Good Samaritan Laws Adopted By Ontario’s Doctors Eliminate Liability

At one time Ontario’s doctors had to weigh the desire to help others against what was required by law. Under Ontario law, doctors were expected to render assistance to someone who was injured or in distress. A physician should step forward, if no other member of the medical profession had become available.

The original law

That first law did not mandate the stopping at an accident scene. Yet one of Ontario’s cities did elect to have such a provision of the Good Samaritan Law. As per The Canadian Medical Association code of ethics, the doctors have to render help to any accident victim.

Details of the Good Samaritan Law

Doctors must stop at an accident scene, in order to help any injured victim. By the same token, those doctors that act like good Samaritans enjoy a special amount of protection. Each of them is protected from liability, due to medical negligence. A similar law has now been passed in Ontario.Doctors in Ontario are not required to stop at an accident scene. However, any of them that do choose to become good Samaritans enjoy protection from liability. None of them can be charged with medical negligence, if the treated victim does not recover as expected. However, the next of kin can contact with Personal Injury Lawyer in Richmond Hill to get the desired compensation.

Ontario’s law calls on physicians to copy the spirit of a true good Samaritan. As explained in the Bible, the original Samaritan’s actions displayed a response to a moral duty. Two other men had passed the victim that was helped by the Samaritan’s actions. Both of those two men that exhibited non-Samaritan behavior had seen no reason to devote some of their time to assisting that one poor fellow.

An exception in this particular provision

Out of respect for a physician’s morally-based decision, the legal code includes a provision that frees such a physician from worries about a possible charge of medical negligence. Yet that same provision does exclude certain physicians. It excludes any doctor that might choose to inflict real harm on a victim, while pretending to assume a Samaritan-like role.

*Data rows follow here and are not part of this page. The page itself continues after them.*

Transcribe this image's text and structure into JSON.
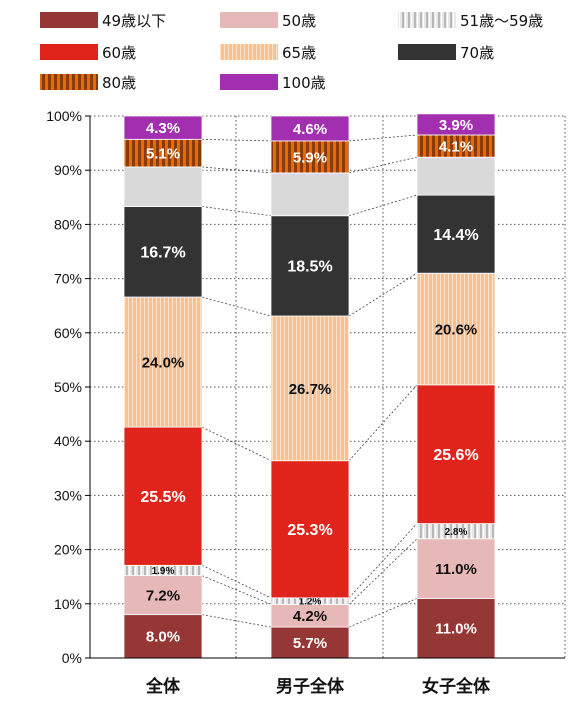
{
  "chart_data": {
    "type": "bar",
    "stacked": true,
    "categories": [
      "全体",
      "男子全体",
      "女子全体"
    ],
    "ylim": [
      0,
      100
    ],
    "yticks": [
      "0%",
      "10%",
      "20%",
      "30%",
      "40%",
      "50%",
      "60%",
      "70%",
      "80%",
      "90%",
      "100%"
    ],
    "grid": "horizontal dotted",
    "legend_position": "top",
    "series": [
      {
        "name": "49歳以下",
        "color": "#953735",
        "pattern": "solid",
        "values": [
          8.0,
          5.7,
          11.0
        ],
        "labels": [
          "8.0%",
          "5.7%",
          "11.0%"
        ]
      },
      {
        "name": "50歳",
        "color": "#e6b9b8",
        "pattern": "solid",
        "values": [
          7.2,
          4.2,
          11.0
        ],
        "labels": [
          "7.2%",
          "4.2%",
          "11.0%"
        ]
      },
      {
        "name": "51歳～59歳",
        "color": "#d0d0d0",
        "pattern": "vertical-stripes",
        "values": [
          1.9,
          1.2,
          2.8
        ],
        "labels": [
          "1.9%",
          "1.2%",
          "2.8%"
        ]
      },
      {
        "name": "60歳",
        "color": "#e0241b",
        "pattern": "solid",
        "values": [
          25.5,
          25.3,
          25.6
        ],
        "labels": [
          "25.5%",
          "25.3%",
          "25.6%"
        ]
      },
      {
        "name": "65歳",
        "color": "#fac090",
        "pattern": "vertical-stripes",
        "values": [
          24.0,
          26.7,
          20.6
        ],
        "labels": [
          "24.0%",
          "26.7%",
          "20.6%"
        ]
      },
      {
        "name": "70歳",
        "color": "#333333",
        "pattern": "solid",
        "values": [
          16.7,
          18.5,
          14.4
        ],
        "labels": [
          "16.7%",
          "18.5%",
          "14.4%"
        ]
      },
      {
        "name": "80歳",
        "color": "#c0500a",
        "pattern": "vertical-stripes",
        "values": [
          5.1,
          5.9,
          4.1
        ],
        "labels": [
          "5.1%",
          "5.9%",
          "4.1%"
        ]
      },
      {
        "name": "100歳",
        "color": "#a12fb0",
        "pattern": "solid",
        "values": [
          4.3,
          4.6,
          3.9
        ],
        "labels": [
          "4.3%",
          "4.6%",
          "3.9%"
        ]
      }
    ],
    "unlabeled_segment": {
      "color": "#d9d9d9",
      "values": [
        7.3,
        7.9,
        7.0
      ]
    }
  }
}
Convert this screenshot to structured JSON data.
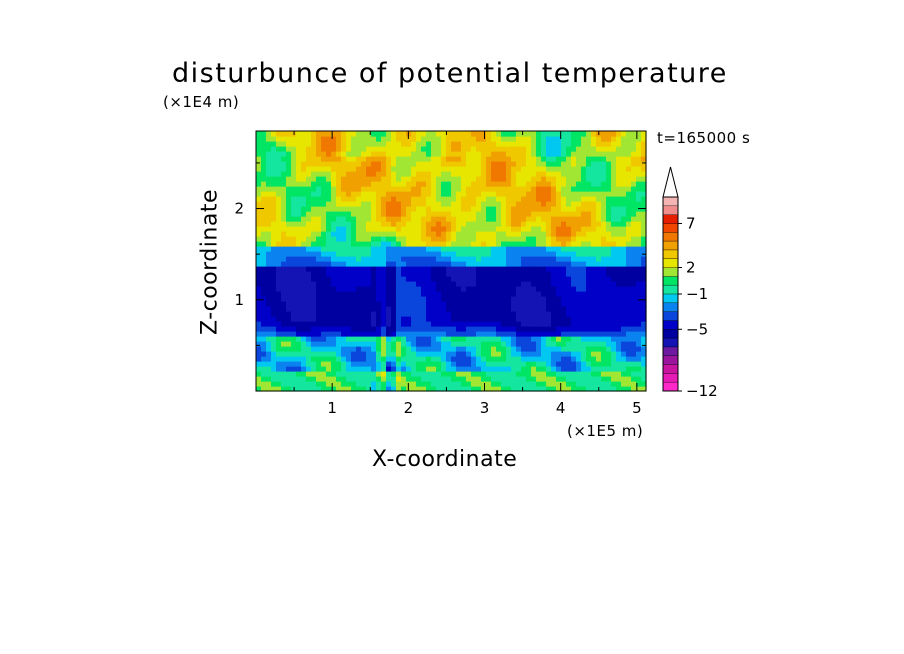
{
  "chart_data": {
    "type": "heatmap",
    "title": "disturbunce of potential temperature",
    "xlabel": "X-coordinate",
    "ylabel": "Z-coordinate",
    "x_unit_label": "(×1E5 m)",
    "y_unit_label": "(×1E4 m)",
    "timestamp": "t=165000 s",
    "xlim": [
      0,
      5.12
    ],
    "ylim": [
      0,
      2.85
    ],
    "x_ticks": [
      1,
      2,
      3,
      4,
      5
    ],
    "y_ticks": [
      1,
      2
    ],
    "colorbar": {
      "extend": "max",
      "levels_bottom_to_top": [
        -12,
        -11,
        -10,
        -9,
        -8,
        -7,
        -6,
        -5,
        -4,
        -3,
        -2,
        -1,
        0,
        1,
        2,
        3,
        4,
        5,
        6,
        7,
        8,
        9,
        10
      ],
      "tick_labels": [
        {
          "value": -12,
          "label": "−12"
        },
        {
          "value": -5,
          "label": "−5"
        },
        {
          "value": -1,
          "label": "−1"
        },
        {
          "value": 2,
          "label": "2"
        },
        {
          "value": 7,
          "label": "7"
        }
      ],
      "colors_bottom_to_top": [
        "#ff28c8",
        "#e61ab4",
        "#c814a0",
        "#9a149e",
        "#6e1aa0",
        "#1414b4",
        "#0000a0",
        "#0000c8",
        "#0a46dc",
        "#0a82f0",
        "#00c8f0",
        "#14e6a0",
        "#00e664",
        "#a0e632",
        "#e6e600",
        "#f0c800",
        "#f0a000",
        "#f07800",
        "#f04600",
        "#e61e00",
        "#f08c8c",
        "#f5b4b4"
      ]
    },
    "field_description_bands": [
      {
        "z_range": [
          0.0,
          0.2
        ],
        "value_range": [
          -1,
          1
        ]
      },
      {
        "z_range": [
          0.2,
          0.6
        ],
        "value_range": [
          -3,
          3
        ]
      },
      {
        "z_range": [
          0.6,
          1.35
        ],
        "value_range": [
          -6,
          -4
        ]
      },
      {
        "z_range": [
          1.35,
          1.6
        ],
        "value_range": [
          -2,
          0
        ]
      },
      {
        "z_range": [
          1.6,
          2.85
        ],
        "value_range": [
          1,
          5
        ]
      }
    ]
  },
  "colors": {
    "frame": "#000000",
    "background": "#ffffff"
  }
}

Legislators did not want to condone the actions of someone that has spotted an enemy in trouble. Such a person could pretend to be a doctor and harm that same enemy, instead of helping him. Later, the same criminal could gain possession of false documents, in an effort to prove that he was a doctor.

An attempt to honor someone with false documents would seem to mock the man that became the first of all the respected Samaritans. He did not have any special documents, certificates or even a distinguishing set of clothes. Still, he acted in a manner that has been praised repeatedly for years.